Feature: Actress Anna Deavere Smith Listens for Our DifferencesPublished on the front page of Northwest Asian Weekly, Seattle
Playwright and actress Anna Deavere Smith has made a career out of listening to people—especially those radically different from her.
That alone might set her apart in today’s America, where sound bites rule the airwaves. But Smith, who gave a riveting presentation on April 16 at the University of Washington’s Meany Theater, listens to everyone—from white LA policemen to Korean shopkeepers to black gang members.
Smith’s best-known plays, Fires in the Mirror: Crown Heights, Brooklyn, and Other Identities and Twilight: Los Angeles, 1992, each focus on a single American cataclysm of race. Fires explores the Jewish-black confrontations that ensued in Crown Heights, Brooklyn, in 1991 after a black boy was killed by a Hasidic Jewish driver. Twilight investigates the riots in LA following the 1992 acquittal of four white policemen accused of brutally beating a black man, Rodney King.
It’s all part of Smith’s quest to help us hear each other. “America has been based on debate, but now we need symphonies,” she told the largely youthful UW audience, urging them to learn “to hear differently, to hear different tones.” She teaches a course called “The Art of Listening” at New York University, and her groundbreaking theatrical techniques are taught in drama classes at the UW and across America.

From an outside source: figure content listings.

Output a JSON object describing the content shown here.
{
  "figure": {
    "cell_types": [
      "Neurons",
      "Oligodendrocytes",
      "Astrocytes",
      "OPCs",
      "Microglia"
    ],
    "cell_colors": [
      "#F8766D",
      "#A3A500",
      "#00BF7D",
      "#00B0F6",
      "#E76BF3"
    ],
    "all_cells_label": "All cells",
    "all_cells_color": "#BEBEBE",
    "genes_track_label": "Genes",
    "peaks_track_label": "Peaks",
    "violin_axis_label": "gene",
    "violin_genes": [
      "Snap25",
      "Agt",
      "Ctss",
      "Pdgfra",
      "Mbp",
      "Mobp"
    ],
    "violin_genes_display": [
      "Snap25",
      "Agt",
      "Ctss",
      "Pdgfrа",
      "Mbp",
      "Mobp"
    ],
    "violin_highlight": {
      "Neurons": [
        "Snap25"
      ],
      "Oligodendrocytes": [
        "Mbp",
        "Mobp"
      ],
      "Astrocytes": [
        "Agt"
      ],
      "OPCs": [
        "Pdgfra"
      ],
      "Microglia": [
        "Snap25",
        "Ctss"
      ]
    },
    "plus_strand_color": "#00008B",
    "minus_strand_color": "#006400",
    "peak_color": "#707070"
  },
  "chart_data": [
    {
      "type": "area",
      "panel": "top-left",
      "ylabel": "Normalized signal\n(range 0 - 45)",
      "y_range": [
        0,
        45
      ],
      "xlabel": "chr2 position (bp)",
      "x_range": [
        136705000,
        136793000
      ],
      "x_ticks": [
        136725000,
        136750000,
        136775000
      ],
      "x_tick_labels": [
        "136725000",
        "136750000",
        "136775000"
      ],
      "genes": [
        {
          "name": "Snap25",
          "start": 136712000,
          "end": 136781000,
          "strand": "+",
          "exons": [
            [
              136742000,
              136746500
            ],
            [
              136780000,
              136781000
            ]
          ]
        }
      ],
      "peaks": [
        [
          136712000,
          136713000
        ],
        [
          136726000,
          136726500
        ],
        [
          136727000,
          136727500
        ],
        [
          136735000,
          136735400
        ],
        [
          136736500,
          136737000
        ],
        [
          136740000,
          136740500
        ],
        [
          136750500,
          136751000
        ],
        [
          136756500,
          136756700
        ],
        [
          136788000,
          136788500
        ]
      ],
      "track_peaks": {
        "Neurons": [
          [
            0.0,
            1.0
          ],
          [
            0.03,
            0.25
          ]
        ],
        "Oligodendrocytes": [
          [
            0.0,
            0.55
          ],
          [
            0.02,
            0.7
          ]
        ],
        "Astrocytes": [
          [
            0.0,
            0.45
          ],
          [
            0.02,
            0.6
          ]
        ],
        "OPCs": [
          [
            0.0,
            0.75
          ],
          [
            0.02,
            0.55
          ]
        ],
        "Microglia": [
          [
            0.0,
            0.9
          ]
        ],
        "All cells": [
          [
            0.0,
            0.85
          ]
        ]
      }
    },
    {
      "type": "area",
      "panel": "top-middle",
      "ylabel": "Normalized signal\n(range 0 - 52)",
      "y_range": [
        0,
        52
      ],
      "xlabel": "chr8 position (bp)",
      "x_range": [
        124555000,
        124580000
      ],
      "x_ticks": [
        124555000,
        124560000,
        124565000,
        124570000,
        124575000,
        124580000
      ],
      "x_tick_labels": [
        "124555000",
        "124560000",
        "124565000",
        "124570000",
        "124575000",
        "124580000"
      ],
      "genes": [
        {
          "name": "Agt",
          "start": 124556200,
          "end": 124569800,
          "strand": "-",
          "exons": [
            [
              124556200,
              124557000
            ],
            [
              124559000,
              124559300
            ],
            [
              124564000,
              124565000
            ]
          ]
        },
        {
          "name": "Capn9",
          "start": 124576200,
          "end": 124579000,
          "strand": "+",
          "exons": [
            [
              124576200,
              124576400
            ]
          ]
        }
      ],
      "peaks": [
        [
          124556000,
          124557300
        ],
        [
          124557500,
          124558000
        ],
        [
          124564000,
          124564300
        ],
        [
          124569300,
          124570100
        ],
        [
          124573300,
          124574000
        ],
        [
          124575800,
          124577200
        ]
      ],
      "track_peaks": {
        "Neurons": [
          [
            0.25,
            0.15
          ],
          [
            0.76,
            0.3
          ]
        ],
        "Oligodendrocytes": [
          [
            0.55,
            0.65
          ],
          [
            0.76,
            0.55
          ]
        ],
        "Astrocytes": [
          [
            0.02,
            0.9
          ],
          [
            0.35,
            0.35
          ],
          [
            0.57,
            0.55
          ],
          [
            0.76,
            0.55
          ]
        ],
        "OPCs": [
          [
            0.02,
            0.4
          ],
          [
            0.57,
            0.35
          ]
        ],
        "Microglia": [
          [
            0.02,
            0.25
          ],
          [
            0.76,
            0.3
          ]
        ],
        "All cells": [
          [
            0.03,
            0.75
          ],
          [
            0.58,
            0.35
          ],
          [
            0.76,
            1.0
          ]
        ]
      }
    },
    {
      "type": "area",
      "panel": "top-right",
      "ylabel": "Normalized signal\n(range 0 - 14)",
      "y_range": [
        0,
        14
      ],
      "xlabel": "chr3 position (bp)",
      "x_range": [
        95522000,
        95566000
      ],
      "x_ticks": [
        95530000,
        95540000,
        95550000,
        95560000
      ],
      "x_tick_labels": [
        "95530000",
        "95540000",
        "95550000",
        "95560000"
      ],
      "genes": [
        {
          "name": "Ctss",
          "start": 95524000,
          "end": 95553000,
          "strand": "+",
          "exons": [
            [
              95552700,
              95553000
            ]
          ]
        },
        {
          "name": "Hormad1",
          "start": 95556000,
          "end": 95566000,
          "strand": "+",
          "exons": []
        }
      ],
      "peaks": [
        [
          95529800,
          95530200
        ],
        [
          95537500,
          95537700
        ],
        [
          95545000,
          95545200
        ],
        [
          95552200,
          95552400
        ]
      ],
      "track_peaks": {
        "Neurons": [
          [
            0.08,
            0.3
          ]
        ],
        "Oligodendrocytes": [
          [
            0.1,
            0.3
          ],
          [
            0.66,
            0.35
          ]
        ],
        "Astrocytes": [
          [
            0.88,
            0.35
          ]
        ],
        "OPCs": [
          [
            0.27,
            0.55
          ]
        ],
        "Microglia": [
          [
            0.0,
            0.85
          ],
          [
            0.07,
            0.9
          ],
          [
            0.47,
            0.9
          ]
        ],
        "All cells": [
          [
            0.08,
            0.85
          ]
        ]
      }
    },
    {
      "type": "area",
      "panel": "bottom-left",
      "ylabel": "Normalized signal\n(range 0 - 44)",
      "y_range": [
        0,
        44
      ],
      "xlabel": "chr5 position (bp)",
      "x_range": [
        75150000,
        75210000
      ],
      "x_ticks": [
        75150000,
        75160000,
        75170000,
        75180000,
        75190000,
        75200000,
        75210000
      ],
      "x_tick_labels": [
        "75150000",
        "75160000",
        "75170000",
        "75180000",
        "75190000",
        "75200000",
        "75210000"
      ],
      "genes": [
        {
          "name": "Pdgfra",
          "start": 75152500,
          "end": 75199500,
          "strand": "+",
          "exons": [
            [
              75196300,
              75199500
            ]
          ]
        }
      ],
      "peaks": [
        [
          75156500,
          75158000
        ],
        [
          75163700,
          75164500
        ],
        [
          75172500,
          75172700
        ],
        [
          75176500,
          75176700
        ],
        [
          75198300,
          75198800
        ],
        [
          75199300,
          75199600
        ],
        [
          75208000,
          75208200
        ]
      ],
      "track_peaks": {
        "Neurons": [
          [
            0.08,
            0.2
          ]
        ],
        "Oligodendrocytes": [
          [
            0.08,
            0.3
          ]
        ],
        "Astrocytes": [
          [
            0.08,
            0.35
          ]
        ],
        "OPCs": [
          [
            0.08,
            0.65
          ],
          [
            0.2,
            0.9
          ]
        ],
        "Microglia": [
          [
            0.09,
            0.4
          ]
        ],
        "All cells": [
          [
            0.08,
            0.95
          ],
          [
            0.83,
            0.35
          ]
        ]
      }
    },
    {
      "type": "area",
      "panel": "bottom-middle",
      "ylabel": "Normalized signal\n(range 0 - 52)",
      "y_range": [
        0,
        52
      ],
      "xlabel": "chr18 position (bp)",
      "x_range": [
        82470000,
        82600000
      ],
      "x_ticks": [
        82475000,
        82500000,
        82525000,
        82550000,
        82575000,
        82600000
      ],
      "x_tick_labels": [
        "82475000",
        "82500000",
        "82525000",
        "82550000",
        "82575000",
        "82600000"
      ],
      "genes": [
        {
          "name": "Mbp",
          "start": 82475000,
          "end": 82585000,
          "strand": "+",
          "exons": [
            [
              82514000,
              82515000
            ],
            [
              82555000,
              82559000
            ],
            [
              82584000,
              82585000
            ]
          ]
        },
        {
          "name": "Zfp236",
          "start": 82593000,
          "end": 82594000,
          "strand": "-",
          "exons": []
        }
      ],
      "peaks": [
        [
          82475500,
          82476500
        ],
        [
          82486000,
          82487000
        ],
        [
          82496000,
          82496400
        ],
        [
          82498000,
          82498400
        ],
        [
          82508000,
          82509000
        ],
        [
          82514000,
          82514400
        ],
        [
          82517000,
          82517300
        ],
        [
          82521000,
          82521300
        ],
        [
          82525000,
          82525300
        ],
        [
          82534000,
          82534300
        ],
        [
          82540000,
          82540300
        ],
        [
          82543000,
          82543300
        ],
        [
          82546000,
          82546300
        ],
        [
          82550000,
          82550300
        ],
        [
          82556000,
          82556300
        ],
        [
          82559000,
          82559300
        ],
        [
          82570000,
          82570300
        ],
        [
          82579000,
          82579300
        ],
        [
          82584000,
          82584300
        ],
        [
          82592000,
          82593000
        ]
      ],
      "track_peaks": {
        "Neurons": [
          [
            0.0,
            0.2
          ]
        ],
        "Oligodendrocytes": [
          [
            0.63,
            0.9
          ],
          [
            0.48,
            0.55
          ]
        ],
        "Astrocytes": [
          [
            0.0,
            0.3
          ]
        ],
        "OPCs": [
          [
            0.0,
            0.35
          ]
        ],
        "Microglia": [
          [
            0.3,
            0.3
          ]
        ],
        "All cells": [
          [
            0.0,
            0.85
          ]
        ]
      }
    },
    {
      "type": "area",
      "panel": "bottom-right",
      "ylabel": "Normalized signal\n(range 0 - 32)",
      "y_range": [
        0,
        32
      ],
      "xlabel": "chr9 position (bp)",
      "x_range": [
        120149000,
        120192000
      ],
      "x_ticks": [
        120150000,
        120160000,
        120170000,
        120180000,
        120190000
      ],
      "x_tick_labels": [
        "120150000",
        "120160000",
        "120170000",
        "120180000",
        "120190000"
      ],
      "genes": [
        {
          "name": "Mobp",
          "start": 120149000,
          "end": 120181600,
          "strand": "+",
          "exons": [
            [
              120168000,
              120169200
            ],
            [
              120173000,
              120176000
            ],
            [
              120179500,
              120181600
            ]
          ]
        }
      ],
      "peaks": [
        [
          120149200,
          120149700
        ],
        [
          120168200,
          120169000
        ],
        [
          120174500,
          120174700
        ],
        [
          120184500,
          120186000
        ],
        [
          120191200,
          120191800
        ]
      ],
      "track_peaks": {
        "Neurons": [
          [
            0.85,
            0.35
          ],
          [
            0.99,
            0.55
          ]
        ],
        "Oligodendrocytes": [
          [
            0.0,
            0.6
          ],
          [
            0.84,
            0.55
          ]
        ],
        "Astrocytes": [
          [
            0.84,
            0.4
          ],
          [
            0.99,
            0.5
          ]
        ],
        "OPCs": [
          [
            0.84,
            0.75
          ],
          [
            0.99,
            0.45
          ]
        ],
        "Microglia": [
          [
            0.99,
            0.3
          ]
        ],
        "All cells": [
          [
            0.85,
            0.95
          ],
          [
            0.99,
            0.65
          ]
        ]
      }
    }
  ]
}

Now a San Francisco resident, Smith sent the audience (and herself, at one point) into paroxyms of laughter with an “imagined debate” excerpted from her Washington, D.C.–based play House Arrest.
Fascinated by the revelations of a near-definite genetic link between Thomas Jefferson and Sally Hemings’ youngest child, Smith juxtaposed passages from separate interviews she conducted with Jefferson scholar Roger Kennedy and legal scholar Annette Gordon-Reed, author of a book on Hemings and Jefferson, interspersing Gordon-Reed’s “Well, that’s crazy!” with Kennedy’s pronouncements that there was “not a shred, not a shred of evidence” of Jefferson’s paternity.
As her “feature presentation,” Smith presented “Shoulder to Shoulder,” an excerpt from a 1960s conversation between black writer James Baldwin and anthropologist Margaret Mead, in which Baldwin doggedly insisted on characterizing himself as an exile from America, despite Mead’s equally dogged protests about the high stakes of disengagement.
“But you see, I would say that the republic did not give that answer, because I’m a part of the republic, and I didn’t give it!” Smith-as-Mead boomed back. “In terms of the colors of our skin, you represent a course of victimization and suffering and exploitation . . . and I represent the conquerors.” Despite their different experiences, she asked, could they not “stand shoulder to shoulder, working for the same future”? It was essential, she argued, because America needed to change, in order to safeguard the very fate of the planet.
One of Smith’s closing vignettes was “Swallowing the Bitterness,” an excerpt from Twilight: Los Angeles, 1992 in which she portrayed a Korean shopkeeper whose store was destroyed in the LA riots. Smith termed it one of the more complex portraits in the play. At first composed and controlled, the shopkeeper’s voice soon became a wail of anguish. “We are completely left out of this society!” she roared. Unlike blacks, “who didn’t work,” Koreans didn’t qualify for medical treatment, food stamps, or welfare after the riots, she said, because they had cars and houses.
But then her mood changed. “I was swallowing the bitterness, sitting here alone and watching them. . . . I was happy for them,” she said. “At least they got something back, OK?” Because blacks fought and sacrificed for their rights over the last two centuries, she said, all minorities are better off today.
“It’s still there,” she said. “It can burn up—anytime.”